Commodities, by their very nature of inherent volatility, are risk-weighted-asset intensive. As such, increased capital costs associated with new reserve requirements will have a significant impact on these businesses. At the same time, changes in derivatives rules will make it more expensive for banks themselves to hedge risks and will also force banks to incur the substantial costs of developing and operating the infrastructure needed to trade in newly created Swap Execution Facilities (SEFs) and Designated Contract Markets (DCMs). There will also be an increase in cost related to additional margin.

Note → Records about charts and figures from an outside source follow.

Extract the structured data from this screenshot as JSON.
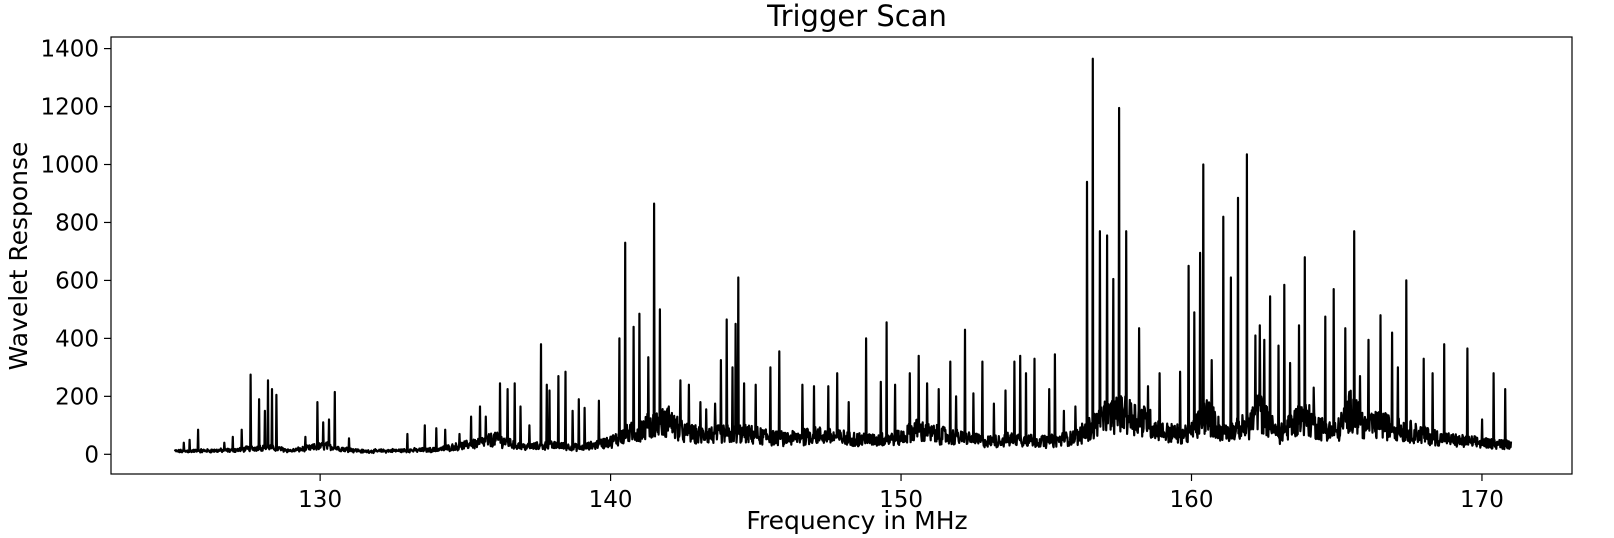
{
  "chart_data": {
    "type": "line",
    "title": "Trigger Scan",
    "xlabel": "Frequency in MHz",
    "ylabel": "Wavelet Response",
    "xlim": [
      122.8,
      173.1
    ],
    "ylim": [
      -68,
      1440
    ],
    "xticks": [
      130,
      140,
      150,
      160,
      170
    ],
    "yticks": [
      0,
      200,
      400,
      600,
      800,
      1000,
      1200,
      1400
    ],
    "grid": false,
    "legend": "none",
    "line_color": "#000000",
    "x_range_data": [
      125.0,
      171.0
    ],
    "baseline_envelope": [
      [
        125.0,
        8
      ],
      [
        127.0,
        12
      ],
      [
        128.2,
        25
      ],
      [
        129.0,
        10
      ],
      [
        130.2,
        30
      ],
      [
        130.6,
        20
      ],
      [
        131.5,
        8
      ],
      [
        134.0,
        14
      ],
      [
        135.5,
        40
      ],
      [
        136.0,
        55
      ],
      [
        137.0,
        25
      ],
      [
        138.0,
        30
      ],
      [
        139.0,
        22
      ],
      [
        140.0,
        45
      ],
      [
        140.5,
        70
      ],
      [
        141.5,
        110
      ],
      [
        142.0,
        120
      ],
      [
        142.5,
        80
      ],
      [
        143.0,
        70
      ],
      [
        144.5,
        75
      ],
      [
        146.0,
        55
      ],
      [
        147.0,
        70
      ],
      [
        148.0,
        60
      ],
      [
        149.0,
        50
      ],
      [
        150.0,
        60
      ],
      [
        150.5,
        90
      ],
      [
        151.0,
        75
      ],
      [
        152.0,
        60
      ],
      [
        153.0,
        45
      ],
      [
        154.0,
        55
      ],
      [
        155.0,
        45
      ],
      [
        156.0,
        60
      ],
      [
        156.5,
        95
      ],
      [
        157.0,
        130
      ],
      [
        157.5,
        150
      ],
      [
        158.0,
        140
      ],
      [
        158.5,
        120
      ],
      [
        159.0,
        80
      ],
      [
        159.5,
        75
      ],
      [
        160.0,
        80
      ],
      [
        160.5,
        150
      ],
      [
        161.0,
        90
      ],
      [
        161.5,
        85
      ],
      [
        162.0,
        110
      ],
      [
        162.3,
        170
      ],
      [
        162.6,
        120
      ],
      [
        163.0,
        70
      ],
      [
        163.8,
        140
      ],
      [
        164.5,
        95
      ],
      [
        165.0,
        80
      ],
      [
        165.5,
        170
      ],
      [
        166.0,
        100
      ],
      [
        166.5,
        110
      ],
      [
        167.0,
        95
      ],
      [
        167.5,
        85
      ],
      [
        168.0,
        70
      ],
      [
        169.0,
        50
      ],
      [
        170.0,
        40
      ],
      [
        171.0,
        35
      ]
    ],
    "peaks": [
      [
        125.3,
        40
      ],
      [
        125.5,
        50
      ],
      [
        125.8,
        85
      ],
      [
        126.7,
        40
      ],
      [
        127.0,
        60
      ],
      [
        127.3,
        85
      ],
      [
        127.6,
        275
      ],
      [
        127.9,
        190
      ],
      [
        128.1,
        150
      ],
      [
        128.2,
        255
      ],
      [
        128.35,
        225
      ],
      [
        128.5,
        205
      ],
      [
        129.5,
        60
      ],
      [
        129.9,
        180
      ],
      [
        130.1,
        110
      ],
      [
        130.3,
        120
      ],
      [
        130.5,
        215
      ],
      [
        131.0,
        55
      ],
      [
        133.0,
        70
      ],
      [
        133.6,
        100
      ],
      [
        134.0,
        90
      ],
      [
        134.3,
        85
      ],
      [
        134.8,
        70
      ],
      [
        135.2,
        130
      ],
      [
        135.5,
        165
      ],
      [
        135.7,
        130
      ],
      [
        136.2,
        245
      ],
      [
        136.45,
        225
      ],
      [
        136.7,
        245
      ],
      [
        136.9,
        165
      ],
      [
        137.2,
        100
      ],
      [
        137.6,
        380
      ],
      [
        137.8,
        240
      ],
      [
        137.9,
        220
      ],
      [
        138.2,
        270
      ],
      [
        138.45,
        285
      ],
      [
        138.7,
        150
      ],
      [
        138.9,
        190
      ],
      [
        139.1,
        160
      ],
      [
        139.6,
        185
      ],
      [
        140.3,
        400
      ],
      [
        140.5,
        730
      ],
      [
        140.8,
        440
      ],
      [
        141.0,
        485
      ],
      [
        141.3,
        335
      ],
      [
        141.5,
        865
      ],
      [
        141.7,
        500
      ],
      [
        142.0,
        165
      ],
      [
        142.4,
        255
      ],
      [
        142.7,
        240
      ],
      [
        143.1,
        180
      ],
      [
        143.3,
        155
      ],
      [
        143.6,
        175
      ],
      [
        143.8,
        325
      ],
      [
        144.0,
        465
      ],
      [
        144.2,
        300
      ],
      [
        144.3,
        450
      ],
      [
        144.4,
        610
      ],
      [
        144.6,
        245
      ],
      [
        145.0,
        240
      ],
      [
        145.5,
        300
      ],
      [
        145.8,
        355
      ],
      [
        146.6,
        240
      ],
      [
        147.0,
        235
      ],
      [
        147.5,
        235
      ],
      [
        147.8,
        280
      ],
      [
        148.2,
        180
      ],
      [
        148.8,
        400
      ],
      [
        149.3,
        250
      ],
      [
        149.5,
        455
      ],
      [
        149.8,
        240
      ],
      [
        150.3,
        280
      ],
      [
        150.6,
        340
      ],
      [
        150.9,
        245
      ],
      [
        151.3,
        225
      ],
      [
        151.7,
        320
      ],
      [
        151.9,
        200
      ],
      [
        152.2,
        430
      ],
      [
        152.5,
        210
      ],
      [
        152.8,
        320
      ],
      [
        153.2,
        175
      ],
      [
        153.6,
        220
      ],
      [
        153.9,
        320
      ],
      [
        154.1,
        340
      ],
      [
        154.3,
        280
      ],
      [
        154.6,
        330
      ],
      [
        155.1,
        225
      ],
      [
        155.3,
        345
      ],
      [
        155.6,
        150
      ],
      [
        156.0,
        165
      ],
      [
        156.4,
        940
      ],
      [
        156.6,
        1365
      ],
      [
        156.85,
        770
      ],
      [
        157.1,
        755
      ],
      [
        157.3,
        605
      ],
      [
        157.5,
        1195
      ],
      [
        157.75,
        770
      ],
      [
        158.2,
        435
      ],
      [
        158.5,
        235
      ],
      [
        158.9,
        280
      ],
      [
        159.6,
        285
      ],
      [
        159.9,
        650
      ],
      [
        160.1,
        490
      ],
      [
        160.3,
        695
      ],
      [
        160.4,
        1000
      ],
      [
        160.7,
        325
      ],
      [
        161.1,
        820
      ],
      [
        161.35,
        610
      ],
      [
        161.6,
        885
      ],
      [
        161.9,
        1035
      ],
      [
        162.2,
        410
      ],
      [
        162.35,
        445
      ],
      [
        162.5,
        395
      ],
      [
        162.7,
        545
      ],
      [
        163.0,
        375
      ],
      [
        163.2,
        585
      ],
      [
        163.4,
        315
      ],
      [
        163.7,
        445
      ],
      [
        163.9,
        680
      ],
      [
        164.2,
        230
      ],
      [
        164.6,
        475
      ],
      [
        164.9,
        570
      ],
      [
        165.3,
        435
      ],
      [
        165.6,
        770
      ],
      [
        165.8,
        270
      ],
      [
        166.1,
        395
      ],
      [
        166.5,
        480
      ],
      [
        166.9,
        420
      ],
      [
        167.1,
        300
      ],
      [
        167.4,
        600
      ],
      [
        168.0,
        330
      ],
      [
        168.3,
        280
      ],
      [
        168.7,
        380
      ],
      [
        169.5,
        365
      ],
      [
        170.0,
        120
      ],
      [
        170.4,
        280
      ],
      [
        170.8,
        225
      ]
    ]
  }
}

For banks that specialise in these products, these rising costs will eat into overall returns on equity, already substantially down from pre-2008 levels. Some institutions that are already adapting a more conservative stance as a follow-up to the credit crisis are likely to pull out from offering capital to some commodity-linked transactions.


These changes could prompt some large banks to exit the commodities derivatives market or scale back, which would limit competition and narrow companies’ choice of dealers.


They will almost definitely raise transaction costs for companies looking to hedge energy and other commodities exposures.


On a global basis, companies now hedge 53% of their commodities exposure financially, declining from 56% in 2009. By sector, oil and gas producers increased the proportion of their exposure hedged to over 61% — from 51% last year. “The likely result of regulatory changes is that corporates, facing higher costs to hedge, will hedge less and risk their own income statements,” says Greenwich Associates consultant Andrew Awad.


More Energy Firms See Central Clearing
Although most corporations that hedge their energy exposure expect to continue using bilateral OTC derivatives, a full one-quarter say they expect to increase the proportion of their business done on a centrally-cleared basis.


On average, companies execute just over 85% of their energy derivatives volume in OTC trades, those surveyed indicated, and less than 15% in exchange-traded futures and options. Of those that trade using OTC contracts, 88% of that volume is executed on a bilateral basis with the remaining 12% centrally-cleared.


Greenwich Associates does not expect to see a change in how companies execute their hedges.


“What’s really interesting is that contrary to expectations, a full 25% of corporates want to increase their trades on a centrally-cleared basis even though they don’t need to do so and they would also incur margin costs. What’s possibly driving this is credit capacity. Unsurprisingly, the highest proportion of these companies is in the oil and gas sector where derivative volumes are highest,” Andrew Awad said.


Heads in the Sand?
Delays in enacting the final rules may have many participants in Greenwich Associates research thinking that they will not be affected. At least half of those interviewed by Greenwich Associates expressed that view, while others said they had no idea how much they would be impacted.


“That reflects the uncertainty in the marketplace as to the implementation of the rules, but it also reflects a bit of a lack of reality,” said Andrew Awad. “There will be an impact, but it may be a delayed impact. Those who think the regulations won’t have much effect on their operations have their heads in the sand. Just because the regulations officially focus just on financial institutions it does not mean corporates won’t feel some pain.”